Wenn die Tage kürzer werden, rücken Scheinwerfer wieder in Bewusstsein der Autofahrer. Das Aufpolieren verblichener Scheinwerfer ist im Werkstattalltag weit verbreitet. Doch wie gut ist ein aufbereiteter Scheinwerfer wirklich? Das haben wir im Lichtkanal überprüft – mit spannenden Ergebnissen.

Aufbereitet versus Gebrauchtzustand. Wie viel die Aufbereitung bringt, haben wir auf dem Prüfstand untersucht.
Aufbereitet versus Gebrauchtzustand. Wie viel die Aufbereitung bringt, haben wir auf dem Prüfstand untersucht.
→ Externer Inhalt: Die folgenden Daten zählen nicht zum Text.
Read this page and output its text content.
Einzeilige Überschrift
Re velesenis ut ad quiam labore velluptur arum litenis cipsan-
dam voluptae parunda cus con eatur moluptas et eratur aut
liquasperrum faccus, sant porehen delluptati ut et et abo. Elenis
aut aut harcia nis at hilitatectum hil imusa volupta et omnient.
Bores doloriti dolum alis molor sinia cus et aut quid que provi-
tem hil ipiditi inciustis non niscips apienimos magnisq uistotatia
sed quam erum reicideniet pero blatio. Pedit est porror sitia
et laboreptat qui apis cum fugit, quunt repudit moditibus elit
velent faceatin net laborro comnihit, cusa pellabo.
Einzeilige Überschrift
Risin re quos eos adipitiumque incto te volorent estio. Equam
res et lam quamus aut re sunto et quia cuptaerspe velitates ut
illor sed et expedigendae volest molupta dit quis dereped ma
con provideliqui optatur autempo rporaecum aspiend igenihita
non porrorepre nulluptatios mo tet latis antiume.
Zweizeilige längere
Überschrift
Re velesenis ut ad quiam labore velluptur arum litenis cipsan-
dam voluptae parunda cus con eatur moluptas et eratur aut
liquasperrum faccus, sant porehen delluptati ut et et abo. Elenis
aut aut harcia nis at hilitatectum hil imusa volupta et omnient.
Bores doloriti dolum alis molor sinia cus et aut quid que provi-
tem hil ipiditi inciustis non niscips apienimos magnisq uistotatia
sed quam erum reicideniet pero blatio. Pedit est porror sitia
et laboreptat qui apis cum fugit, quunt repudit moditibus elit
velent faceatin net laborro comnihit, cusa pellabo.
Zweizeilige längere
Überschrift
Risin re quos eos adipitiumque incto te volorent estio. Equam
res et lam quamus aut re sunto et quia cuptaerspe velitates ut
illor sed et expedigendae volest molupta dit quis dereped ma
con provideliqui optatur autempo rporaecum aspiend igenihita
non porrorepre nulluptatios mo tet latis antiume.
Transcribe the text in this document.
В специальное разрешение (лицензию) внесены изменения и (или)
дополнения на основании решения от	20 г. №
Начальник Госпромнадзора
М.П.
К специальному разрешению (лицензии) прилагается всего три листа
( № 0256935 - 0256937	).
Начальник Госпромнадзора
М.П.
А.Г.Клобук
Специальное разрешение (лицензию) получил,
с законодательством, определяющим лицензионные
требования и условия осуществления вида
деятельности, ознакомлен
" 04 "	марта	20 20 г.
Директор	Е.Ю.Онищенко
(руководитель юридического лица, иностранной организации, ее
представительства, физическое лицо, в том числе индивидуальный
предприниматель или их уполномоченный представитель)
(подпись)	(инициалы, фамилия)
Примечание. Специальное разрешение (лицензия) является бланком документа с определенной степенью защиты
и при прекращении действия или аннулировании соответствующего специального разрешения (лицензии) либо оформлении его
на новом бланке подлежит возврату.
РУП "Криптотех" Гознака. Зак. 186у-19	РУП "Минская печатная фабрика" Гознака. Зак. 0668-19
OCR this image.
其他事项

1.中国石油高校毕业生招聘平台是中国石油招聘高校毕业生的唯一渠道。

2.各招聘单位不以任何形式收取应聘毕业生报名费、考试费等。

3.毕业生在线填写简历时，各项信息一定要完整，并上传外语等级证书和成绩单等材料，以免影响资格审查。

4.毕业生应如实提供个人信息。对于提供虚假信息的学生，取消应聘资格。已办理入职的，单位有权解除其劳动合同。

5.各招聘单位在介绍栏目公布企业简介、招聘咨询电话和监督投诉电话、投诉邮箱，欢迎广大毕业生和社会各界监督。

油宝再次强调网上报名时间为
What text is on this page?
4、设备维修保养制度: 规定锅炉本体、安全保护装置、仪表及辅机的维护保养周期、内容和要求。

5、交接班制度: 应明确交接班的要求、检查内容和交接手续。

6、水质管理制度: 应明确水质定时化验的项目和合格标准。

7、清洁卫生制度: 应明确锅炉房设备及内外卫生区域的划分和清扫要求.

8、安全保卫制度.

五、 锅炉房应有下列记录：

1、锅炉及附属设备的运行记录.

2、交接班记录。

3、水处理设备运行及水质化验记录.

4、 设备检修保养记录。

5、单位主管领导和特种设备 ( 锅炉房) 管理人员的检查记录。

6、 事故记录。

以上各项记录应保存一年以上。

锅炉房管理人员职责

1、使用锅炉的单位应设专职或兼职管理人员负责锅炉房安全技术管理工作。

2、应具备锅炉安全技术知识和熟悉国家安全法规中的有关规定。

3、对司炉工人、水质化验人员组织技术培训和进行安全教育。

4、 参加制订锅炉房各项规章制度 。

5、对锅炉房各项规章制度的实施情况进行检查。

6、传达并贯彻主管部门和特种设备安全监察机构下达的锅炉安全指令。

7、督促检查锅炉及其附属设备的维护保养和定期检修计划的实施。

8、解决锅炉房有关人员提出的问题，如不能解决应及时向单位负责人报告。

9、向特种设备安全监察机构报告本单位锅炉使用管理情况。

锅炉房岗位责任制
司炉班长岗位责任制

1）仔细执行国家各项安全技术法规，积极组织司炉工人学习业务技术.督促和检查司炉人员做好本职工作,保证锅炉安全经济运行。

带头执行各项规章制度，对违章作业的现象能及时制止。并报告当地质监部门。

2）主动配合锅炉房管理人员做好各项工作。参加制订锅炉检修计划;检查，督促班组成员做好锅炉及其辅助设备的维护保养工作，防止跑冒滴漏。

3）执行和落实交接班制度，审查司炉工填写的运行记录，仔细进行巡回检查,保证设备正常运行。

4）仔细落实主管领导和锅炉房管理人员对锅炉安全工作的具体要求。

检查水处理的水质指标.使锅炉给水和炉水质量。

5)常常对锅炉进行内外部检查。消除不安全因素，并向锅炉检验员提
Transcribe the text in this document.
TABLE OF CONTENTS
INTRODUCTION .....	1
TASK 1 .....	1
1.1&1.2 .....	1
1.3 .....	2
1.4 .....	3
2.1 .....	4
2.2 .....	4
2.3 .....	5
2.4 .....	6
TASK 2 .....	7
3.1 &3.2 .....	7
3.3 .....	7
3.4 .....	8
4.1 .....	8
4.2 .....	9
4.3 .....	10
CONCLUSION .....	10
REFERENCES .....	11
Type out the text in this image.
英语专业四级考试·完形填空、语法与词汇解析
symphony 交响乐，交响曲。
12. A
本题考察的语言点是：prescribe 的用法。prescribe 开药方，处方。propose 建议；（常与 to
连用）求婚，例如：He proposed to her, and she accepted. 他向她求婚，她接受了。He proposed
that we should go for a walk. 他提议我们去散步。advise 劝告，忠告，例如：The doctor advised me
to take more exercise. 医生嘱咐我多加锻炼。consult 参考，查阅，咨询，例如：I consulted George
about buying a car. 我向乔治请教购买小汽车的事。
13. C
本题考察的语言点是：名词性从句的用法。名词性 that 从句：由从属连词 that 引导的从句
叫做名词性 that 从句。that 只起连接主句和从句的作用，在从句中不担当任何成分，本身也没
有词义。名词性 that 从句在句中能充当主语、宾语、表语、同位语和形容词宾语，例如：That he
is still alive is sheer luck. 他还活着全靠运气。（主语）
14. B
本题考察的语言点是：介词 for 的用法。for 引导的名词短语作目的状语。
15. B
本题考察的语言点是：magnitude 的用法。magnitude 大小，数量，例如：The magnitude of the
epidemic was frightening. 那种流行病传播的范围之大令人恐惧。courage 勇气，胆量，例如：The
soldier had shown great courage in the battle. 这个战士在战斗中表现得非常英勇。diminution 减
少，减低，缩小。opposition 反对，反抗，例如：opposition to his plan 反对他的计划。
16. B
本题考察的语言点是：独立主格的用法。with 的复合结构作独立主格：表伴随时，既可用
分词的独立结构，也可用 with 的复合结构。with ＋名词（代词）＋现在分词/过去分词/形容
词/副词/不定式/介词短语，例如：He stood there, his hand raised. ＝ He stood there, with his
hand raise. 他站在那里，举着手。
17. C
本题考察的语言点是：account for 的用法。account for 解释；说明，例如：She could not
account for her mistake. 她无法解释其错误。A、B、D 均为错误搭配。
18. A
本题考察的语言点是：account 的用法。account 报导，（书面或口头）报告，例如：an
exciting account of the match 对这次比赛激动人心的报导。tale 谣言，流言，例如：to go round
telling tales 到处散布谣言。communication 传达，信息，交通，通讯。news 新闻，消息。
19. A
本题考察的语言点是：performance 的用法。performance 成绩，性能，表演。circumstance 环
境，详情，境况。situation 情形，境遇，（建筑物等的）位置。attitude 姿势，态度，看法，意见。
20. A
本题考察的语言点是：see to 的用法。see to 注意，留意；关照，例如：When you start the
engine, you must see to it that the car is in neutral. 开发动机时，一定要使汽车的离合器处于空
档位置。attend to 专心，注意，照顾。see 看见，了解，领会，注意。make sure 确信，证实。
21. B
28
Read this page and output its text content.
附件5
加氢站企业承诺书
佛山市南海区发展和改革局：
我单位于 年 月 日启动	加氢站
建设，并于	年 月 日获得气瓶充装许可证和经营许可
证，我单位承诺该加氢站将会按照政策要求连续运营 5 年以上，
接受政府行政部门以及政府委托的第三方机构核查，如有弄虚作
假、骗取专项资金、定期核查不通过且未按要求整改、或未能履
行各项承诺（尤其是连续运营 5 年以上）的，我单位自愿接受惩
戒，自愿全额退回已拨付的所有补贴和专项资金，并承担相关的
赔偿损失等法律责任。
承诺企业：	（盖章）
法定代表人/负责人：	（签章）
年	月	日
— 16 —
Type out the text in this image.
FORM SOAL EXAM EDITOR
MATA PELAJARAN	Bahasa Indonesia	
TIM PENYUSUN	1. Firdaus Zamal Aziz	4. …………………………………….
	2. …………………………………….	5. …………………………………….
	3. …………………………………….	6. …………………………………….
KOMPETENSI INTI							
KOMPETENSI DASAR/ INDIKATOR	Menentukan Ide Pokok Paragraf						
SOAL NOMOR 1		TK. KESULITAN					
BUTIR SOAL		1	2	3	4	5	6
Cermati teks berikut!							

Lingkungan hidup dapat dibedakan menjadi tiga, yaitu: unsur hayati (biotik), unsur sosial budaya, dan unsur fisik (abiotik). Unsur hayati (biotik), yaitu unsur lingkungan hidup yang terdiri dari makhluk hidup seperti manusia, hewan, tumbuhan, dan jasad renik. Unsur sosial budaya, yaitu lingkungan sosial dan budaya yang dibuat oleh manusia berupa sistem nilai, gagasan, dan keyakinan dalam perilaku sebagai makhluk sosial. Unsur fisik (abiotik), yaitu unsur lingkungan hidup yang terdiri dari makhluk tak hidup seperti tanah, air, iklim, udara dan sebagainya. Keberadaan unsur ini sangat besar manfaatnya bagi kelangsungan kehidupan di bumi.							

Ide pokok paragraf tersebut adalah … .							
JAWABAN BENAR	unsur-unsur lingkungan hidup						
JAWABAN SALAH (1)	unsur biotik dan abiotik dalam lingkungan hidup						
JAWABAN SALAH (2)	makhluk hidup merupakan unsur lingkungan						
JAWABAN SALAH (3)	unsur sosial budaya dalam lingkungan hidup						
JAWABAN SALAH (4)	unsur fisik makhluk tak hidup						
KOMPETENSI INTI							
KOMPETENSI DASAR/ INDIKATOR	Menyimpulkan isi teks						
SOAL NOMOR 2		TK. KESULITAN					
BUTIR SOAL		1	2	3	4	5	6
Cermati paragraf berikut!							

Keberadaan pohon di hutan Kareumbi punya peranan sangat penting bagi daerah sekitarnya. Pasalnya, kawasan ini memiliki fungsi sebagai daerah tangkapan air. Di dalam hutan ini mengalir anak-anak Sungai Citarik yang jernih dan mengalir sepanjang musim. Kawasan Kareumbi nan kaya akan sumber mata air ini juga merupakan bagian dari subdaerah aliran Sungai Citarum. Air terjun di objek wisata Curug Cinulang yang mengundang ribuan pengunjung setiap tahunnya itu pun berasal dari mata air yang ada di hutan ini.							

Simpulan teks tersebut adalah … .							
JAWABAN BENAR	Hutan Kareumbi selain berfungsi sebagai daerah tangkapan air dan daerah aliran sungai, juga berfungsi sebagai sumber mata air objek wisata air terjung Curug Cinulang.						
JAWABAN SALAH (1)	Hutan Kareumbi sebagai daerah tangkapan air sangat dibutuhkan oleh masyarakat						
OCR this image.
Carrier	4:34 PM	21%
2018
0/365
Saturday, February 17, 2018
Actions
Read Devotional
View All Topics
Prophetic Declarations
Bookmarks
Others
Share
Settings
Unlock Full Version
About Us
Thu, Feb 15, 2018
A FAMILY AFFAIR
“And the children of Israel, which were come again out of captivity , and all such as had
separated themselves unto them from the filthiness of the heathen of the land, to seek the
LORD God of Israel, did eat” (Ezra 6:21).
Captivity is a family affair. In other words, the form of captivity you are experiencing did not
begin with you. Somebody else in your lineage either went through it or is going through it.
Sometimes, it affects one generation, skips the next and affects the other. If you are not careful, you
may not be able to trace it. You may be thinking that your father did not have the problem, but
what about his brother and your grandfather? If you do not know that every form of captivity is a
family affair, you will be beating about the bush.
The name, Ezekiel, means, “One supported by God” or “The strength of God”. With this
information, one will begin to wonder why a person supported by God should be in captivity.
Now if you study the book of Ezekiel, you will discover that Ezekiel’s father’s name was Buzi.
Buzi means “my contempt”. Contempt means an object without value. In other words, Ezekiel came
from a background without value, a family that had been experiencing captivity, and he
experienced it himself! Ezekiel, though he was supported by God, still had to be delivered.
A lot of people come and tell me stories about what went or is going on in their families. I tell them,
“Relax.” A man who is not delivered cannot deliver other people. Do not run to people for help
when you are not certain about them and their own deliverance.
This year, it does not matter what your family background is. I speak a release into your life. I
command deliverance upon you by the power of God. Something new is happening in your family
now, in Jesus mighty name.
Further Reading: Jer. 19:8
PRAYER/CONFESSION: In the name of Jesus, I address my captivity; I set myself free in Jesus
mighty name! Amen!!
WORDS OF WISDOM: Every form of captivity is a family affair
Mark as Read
Die Ausgangssituation für den Test ist eindeutig: In dem Zustand, in dem wir unsere Golf-Scheinwerfer in den Test geschickt haben, hätten sie keine Hauptuntersuchung bestanden. Die Deckscheiben aus Polycarbonat sind komplett vergilbt, verwittert und teils fleckig. In unserem Test wollen wir herausfinden, wie gut ein solcher Scheinwerfer noch funktioniert und ob ein aufbereiteter Scheinwerfer an die Lichtwerte eines Neuteils herankommt. Dafür unterziehen wir einen Scheinwerfer der professionellen Aufbereitung durch die Firma Peter Kwasny GmbH, der andere bleibt im „Originalzustand“. Antreten müssen die beiden gebrauchten Scheinwerfer anschließend gegen ein neues Exemplar identischer Bauart auf dem Goniometer im Lichtlabor bei ams Osram.

Der Ausgangszustand

Polycarbonat-Deckscheiben haben sich in der Erstausrüstung schon lange gegen die alten Glas-Streugläser durchgesetzt: Sie lassen sich beliebig formen, sind kostengünstig und leichter, was seit der gestiegenen Bedeutung des CO2-Ausstoßes für alle Entwicklungen ein wesentliches Entscheidungskriterium ist. Um den Kunststoff vor zu viel UV-Strahlung zu schützen, die Kunststoffe bekanntermaßen verspröden lässt, haben die Scheinweiter schon ab Werk eine wenige Mikrometer dicke Schutzschicht. Doch kein Schutz hält ewig. Unsere Scheinwerfer Baujahr 2009 weisen Risse, Flecken und Vergilbungen auf. Ralf Ertel, Spraymax-Anwendungstechniker bei der Peter Kwasny GmbH, weist darauf hin, dass bei der Aufbereitung eben nur diese dünne Schicht abgetragen werden darf, um die Optik des Scheinwerfers nicht zur verändern.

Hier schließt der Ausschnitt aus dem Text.